Tim studied him closely, then Robert. He decided to believe them for the time being. “Listen,” he said, “we already have a guilty vote in on Bowrick. I’m handling it alone, as I pointed out earlier. Robert, you take some time off-and I mean off-and catch your breath. And be advised, when you come back, I’m not tolerating another word of your racist bullshit. Is that clear? Is it?” He waited for Robert to nod, a barely discernible tilt of his head.
“Then we’ll move to Kindell,” Rayner said. “And I’ve already embarked on the tedious process of selecting a second set of cases for our next phase.”
“One step at a time.
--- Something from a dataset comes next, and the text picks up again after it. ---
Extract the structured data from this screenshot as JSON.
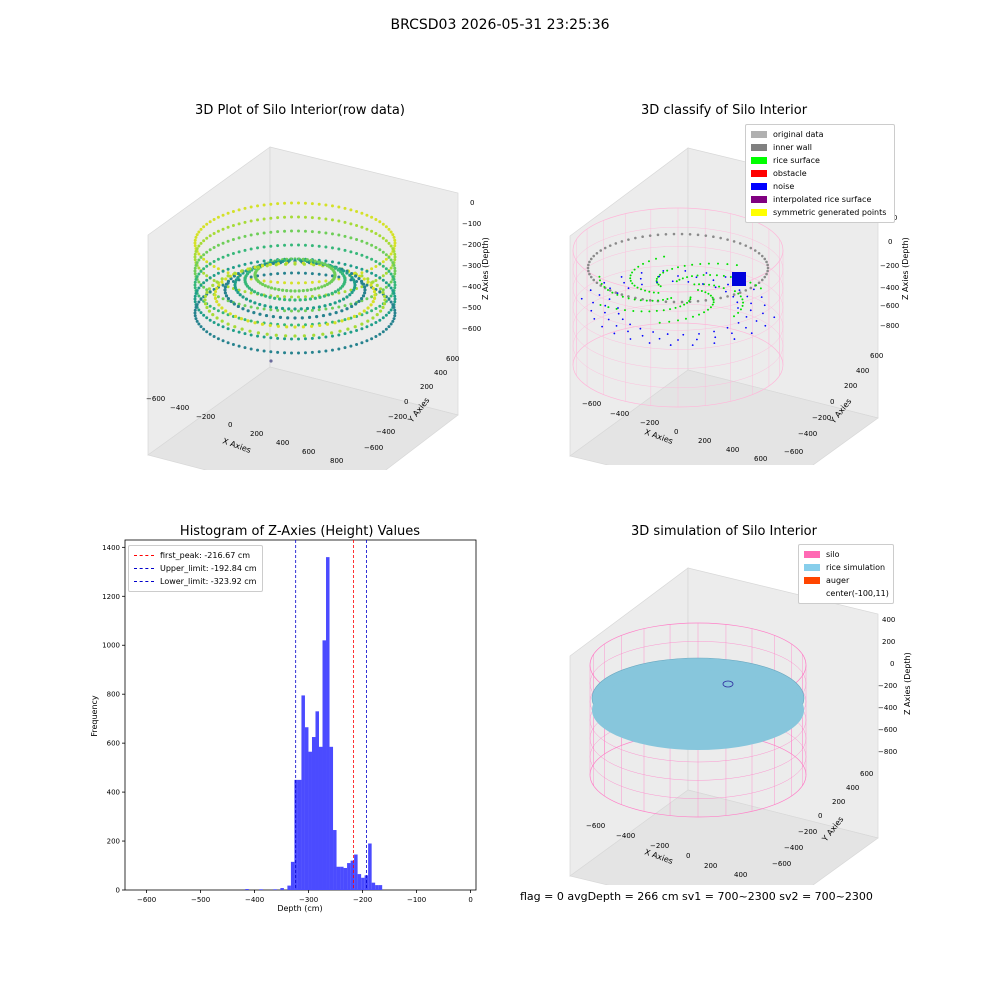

Right now I need you all to leave.”
Rayner’s mustache twitched in a half smile. “It’s my house.”
“I need to sit alone with Bowrick’s file. Would you rather I ran copies and took them home?” Tim stared from face to face until the others rose and shuffled out of the room.
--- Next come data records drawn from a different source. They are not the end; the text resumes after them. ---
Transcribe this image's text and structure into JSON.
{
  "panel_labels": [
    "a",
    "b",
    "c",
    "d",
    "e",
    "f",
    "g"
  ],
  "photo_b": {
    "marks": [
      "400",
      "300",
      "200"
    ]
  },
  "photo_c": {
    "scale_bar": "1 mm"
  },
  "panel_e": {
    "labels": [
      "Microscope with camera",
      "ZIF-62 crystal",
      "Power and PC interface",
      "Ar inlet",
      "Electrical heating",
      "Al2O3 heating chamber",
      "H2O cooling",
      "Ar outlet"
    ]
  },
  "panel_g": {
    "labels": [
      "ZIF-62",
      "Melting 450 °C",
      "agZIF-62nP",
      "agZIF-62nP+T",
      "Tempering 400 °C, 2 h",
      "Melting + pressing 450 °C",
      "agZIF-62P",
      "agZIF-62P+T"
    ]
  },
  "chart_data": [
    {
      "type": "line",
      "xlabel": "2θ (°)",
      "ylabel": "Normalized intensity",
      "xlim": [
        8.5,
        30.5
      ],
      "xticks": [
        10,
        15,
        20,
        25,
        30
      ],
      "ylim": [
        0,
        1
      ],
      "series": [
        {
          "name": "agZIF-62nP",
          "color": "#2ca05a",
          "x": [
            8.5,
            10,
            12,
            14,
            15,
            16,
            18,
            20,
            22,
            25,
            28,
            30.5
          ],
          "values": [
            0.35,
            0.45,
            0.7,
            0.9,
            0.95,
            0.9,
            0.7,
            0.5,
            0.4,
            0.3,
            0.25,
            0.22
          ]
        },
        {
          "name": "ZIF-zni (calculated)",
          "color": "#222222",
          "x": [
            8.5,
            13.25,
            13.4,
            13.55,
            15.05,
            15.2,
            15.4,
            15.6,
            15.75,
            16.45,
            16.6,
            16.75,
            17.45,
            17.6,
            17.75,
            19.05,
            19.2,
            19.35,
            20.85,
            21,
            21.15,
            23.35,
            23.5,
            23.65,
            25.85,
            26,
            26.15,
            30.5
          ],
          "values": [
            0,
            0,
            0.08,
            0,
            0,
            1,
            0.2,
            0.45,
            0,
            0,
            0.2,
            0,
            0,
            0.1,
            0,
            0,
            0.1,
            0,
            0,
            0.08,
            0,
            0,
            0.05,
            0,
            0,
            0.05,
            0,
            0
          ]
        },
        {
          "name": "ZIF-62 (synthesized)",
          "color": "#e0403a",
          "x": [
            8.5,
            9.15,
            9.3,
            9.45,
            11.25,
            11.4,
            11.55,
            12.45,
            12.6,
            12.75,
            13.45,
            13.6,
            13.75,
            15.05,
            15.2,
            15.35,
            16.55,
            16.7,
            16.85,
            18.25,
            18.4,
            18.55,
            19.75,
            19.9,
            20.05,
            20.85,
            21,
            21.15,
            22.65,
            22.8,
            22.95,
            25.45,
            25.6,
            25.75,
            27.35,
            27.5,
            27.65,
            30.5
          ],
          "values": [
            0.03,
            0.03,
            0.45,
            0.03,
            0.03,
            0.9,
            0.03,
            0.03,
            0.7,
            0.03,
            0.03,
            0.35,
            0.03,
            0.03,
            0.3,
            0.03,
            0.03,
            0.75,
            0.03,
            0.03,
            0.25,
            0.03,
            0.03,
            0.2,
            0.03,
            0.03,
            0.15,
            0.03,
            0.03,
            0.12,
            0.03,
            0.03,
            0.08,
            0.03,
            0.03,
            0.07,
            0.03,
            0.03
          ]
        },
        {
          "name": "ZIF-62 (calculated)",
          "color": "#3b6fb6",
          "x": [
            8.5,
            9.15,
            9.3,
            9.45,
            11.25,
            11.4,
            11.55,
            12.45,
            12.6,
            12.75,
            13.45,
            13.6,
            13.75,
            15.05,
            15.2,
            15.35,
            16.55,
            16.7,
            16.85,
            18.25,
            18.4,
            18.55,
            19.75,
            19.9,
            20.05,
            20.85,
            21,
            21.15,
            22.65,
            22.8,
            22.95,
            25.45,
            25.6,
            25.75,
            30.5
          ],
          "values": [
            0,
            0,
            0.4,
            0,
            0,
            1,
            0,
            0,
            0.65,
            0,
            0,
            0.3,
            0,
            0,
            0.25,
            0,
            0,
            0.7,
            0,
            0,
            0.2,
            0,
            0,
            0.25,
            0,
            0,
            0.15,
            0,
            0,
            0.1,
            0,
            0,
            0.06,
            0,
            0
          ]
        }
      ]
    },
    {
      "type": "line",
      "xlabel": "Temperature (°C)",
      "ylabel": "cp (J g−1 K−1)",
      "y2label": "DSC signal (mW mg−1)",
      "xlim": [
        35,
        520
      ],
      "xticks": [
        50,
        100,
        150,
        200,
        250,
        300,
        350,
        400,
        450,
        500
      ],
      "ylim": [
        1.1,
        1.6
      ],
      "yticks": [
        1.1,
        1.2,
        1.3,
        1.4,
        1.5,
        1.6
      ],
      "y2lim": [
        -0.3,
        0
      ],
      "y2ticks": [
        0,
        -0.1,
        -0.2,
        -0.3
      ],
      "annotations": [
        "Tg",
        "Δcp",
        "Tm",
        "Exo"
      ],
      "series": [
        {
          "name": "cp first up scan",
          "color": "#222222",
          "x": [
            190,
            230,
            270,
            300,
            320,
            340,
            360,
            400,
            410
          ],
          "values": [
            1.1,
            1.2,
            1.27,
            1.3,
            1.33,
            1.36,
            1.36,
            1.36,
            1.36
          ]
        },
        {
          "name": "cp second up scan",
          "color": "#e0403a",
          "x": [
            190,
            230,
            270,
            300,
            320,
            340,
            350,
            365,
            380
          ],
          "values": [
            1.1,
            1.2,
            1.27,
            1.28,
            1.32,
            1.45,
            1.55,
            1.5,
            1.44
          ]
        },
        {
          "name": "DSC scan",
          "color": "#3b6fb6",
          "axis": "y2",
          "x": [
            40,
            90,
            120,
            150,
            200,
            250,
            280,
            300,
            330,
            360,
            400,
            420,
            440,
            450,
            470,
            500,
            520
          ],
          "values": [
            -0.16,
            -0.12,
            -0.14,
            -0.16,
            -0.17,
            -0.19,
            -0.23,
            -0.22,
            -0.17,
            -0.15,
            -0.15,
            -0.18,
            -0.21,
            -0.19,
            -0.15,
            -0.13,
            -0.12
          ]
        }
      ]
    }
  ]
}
Ananberg lingered behind. She shut the door and faced Tim, sliding her arms so they were folded across her chest. “This is coming unglued.”
Tim nodded. “I’m going to slow things down, see what I can get on Bowrick, see how Dumone fares. I can handle this operation largely on my own. If I need to use Mitchell, I’ll stick him on surveillance and keep him well clear of any situation that might go hot.”
“Robert and Mitchell won’t settle for being your spy and errand boys for long. They’re obsessed. They’re all about black-and-white logic, no mitigating circumstances.”
“We need to keep phasing them out operationally so they’re permanently on the sidelines before we embark on the next phase of cases.”
“And if things don’t move the way we want them to?”
“We invoke the kill clause and dissolve the Commission.”
“Can you make this work without Dumone?”
Tim looked up at her. “I don’t know. That’s why I’m handling Bowrick myself. I can make sure it’s done right, then move on to Kindell.”
“You must be eager to get to Kindell.”
“Like you wouldn’t believe.”
Ananberg removed a thrice-folded document from her purse and slid it down the length of the table. It stopped when it hit Tim’s knuckles.
The public defender’s notes.
“Rayner had me run a copy of this at the office. I accidentally made two. Put it in your pocket, do not look at it until you get home, and don’t ask me for anything else.”
Tim resisted the overwhelming urge to flip through the pages. As much as it pained him, he wedged the public defender’s notes into his back pocket. When he looked up, Ananberg was gone.
The sudden silence rankled him, and he tried to soothe his unease. He couldn’t risk Rayner’s walking in here and finding him examining the purloined documents, and he couldn’t leave abruptly after saying he was going to stay to study Bowrick’s file. He had to play it cool-he owed Ananberg that much.
He dimmed the lights overhead, then propped Bowrick’s photo up against Ginny’s frame. He stared at Bowrick’s discontented face for a long time before flipping open the binder.